In line with this idea, Gibson said he wrote the show as a therapy session. Longo tells a story of relationships and heartbreak to a therapist played by music graduate student Jenna Hunicutt.
“Some stories are fun, some are sad, and there are so many ups and downs. “I like to think that between each scene she asks me a question and the answer is realized by another singer who comes on stage and performs the scene.”
Longo said that playing out scenes from the opera in this way makes the audience more engaged because of the storyline rather than just the collection of songs.
Gibson said “Love Is a Lament” was his first directing job at Ohio State University, but it was in the late ’80s that he began. Gibson entered college early in the fall semester after teaching in Arizona and Texas.
The cast includes majors in vocal, music and performance, enrolled in Gibson’s opera technique classes to learn acting skills and operatic vocabulary. However, Gibson said non-music majors are also encouraged to audition.
“We have music people, we have a lot of theater people. says Mr. “And don’t let people who aren’t vocal majors down. The show was open to anyone who wanted to audition.”
Some of the music on “Love is a Plaintive Song” is in French, German and Italian, so Longo said he had to learn how to sing in other languages while expressing the meaning of the song.

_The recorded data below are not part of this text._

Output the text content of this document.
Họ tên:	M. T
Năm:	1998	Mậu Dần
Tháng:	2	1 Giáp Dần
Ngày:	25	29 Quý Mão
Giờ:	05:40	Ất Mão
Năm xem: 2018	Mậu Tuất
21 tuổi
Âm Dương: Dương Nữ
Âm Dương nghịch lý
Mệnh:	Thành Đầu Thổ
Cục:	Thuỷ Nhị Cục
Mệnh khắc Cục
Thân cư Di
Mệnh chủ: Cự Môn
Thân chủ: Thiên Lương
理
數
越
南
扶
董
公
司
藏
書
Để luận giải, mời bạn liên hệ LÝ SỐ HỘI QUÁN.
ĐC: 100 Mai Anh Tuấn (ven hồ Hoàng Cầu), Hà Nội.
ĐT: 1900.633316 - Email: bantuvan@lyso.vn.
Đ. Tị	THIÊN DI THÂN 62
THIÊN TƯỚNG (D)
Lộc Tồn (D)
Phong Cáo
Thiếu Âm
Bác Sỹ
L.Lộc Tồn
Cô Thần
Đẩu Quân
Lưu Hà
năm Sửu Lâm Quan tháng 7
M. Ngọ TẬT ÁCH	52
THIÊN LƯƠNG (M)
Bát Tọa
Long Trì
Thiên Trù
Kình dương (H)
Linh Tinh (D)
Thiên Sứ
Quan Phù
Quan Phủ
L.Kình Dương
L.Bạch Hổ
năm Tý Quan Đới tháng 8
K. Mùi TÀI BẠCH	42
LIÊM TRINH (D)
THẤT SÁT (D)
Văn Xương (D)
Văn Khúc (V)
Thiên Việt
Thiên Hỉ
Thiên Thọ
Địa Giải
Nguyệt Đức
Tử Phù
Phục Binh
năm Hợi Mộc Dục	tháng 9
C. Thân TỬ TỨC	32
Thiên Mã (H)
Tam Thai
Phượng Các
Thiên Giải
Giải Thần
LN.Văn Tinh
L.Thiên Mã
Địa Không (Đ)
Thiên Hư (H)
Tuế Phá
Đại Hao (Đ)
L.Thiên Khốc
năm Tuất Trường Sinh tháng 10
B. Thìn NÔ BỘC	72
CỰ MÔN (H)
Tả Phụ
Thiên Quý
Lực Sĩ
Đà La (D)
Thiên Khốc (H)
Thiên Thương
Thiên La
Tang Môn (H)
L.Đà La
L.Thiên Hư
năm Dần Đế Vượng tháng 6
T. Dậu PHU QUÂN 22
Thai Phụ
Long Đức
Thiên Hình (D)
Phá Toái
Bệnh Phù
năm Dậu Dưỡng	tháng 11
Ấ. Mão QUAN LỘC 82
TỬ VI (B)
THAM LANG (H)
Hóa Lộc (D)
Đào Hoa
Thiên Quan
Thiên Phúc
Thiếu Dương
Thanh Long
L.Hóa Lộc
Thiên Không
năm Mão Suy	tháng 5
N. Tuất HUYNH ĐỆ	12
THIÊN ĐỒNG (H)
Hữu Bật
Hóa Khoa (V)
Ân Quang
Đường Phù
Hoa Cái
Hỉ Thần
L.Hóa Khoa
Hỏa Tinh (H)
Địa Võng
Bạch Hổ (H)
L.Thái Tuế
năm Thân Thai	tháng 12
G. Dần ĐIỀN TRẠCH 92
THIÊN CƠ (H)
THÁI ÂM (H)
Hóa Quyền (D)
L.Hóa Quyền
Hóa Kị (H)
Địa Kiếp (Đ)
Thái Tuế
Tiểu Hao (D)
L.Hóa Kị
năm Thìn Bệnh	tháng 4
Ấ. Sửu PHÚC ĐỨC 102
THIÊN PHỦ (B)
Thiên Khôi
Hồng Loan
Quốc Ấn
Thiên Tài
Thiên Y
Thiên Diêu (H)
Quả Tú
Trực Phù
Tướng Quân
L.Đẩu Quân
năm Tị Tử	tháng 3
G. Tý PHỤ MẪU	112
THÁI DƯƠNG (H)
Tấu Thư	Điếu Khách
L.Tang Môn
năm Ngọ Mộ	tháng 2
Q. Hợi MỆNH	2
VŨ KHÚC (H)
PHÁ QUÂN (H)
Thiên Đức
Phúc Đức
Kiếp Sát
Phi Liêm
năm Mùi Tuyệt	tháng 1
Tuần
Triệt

“It’s been a great experience, but it’s also a challenge. One thing I can say about my character is that some of the stories are familiar,” Longo said. I have, so being able to leverage some of those past experiences has improved my performance.”
According to Gibson, “Love in a Plaintive Song” will be shown for free with audience subtitles on stage monitors.
“I think this show will be a great introductory experience for audiences who want to hear opera. I did,” Longo said. “This is an opportunity for audiences to relate and appreciate music in a way that a long, fully staged opera cannot always do.”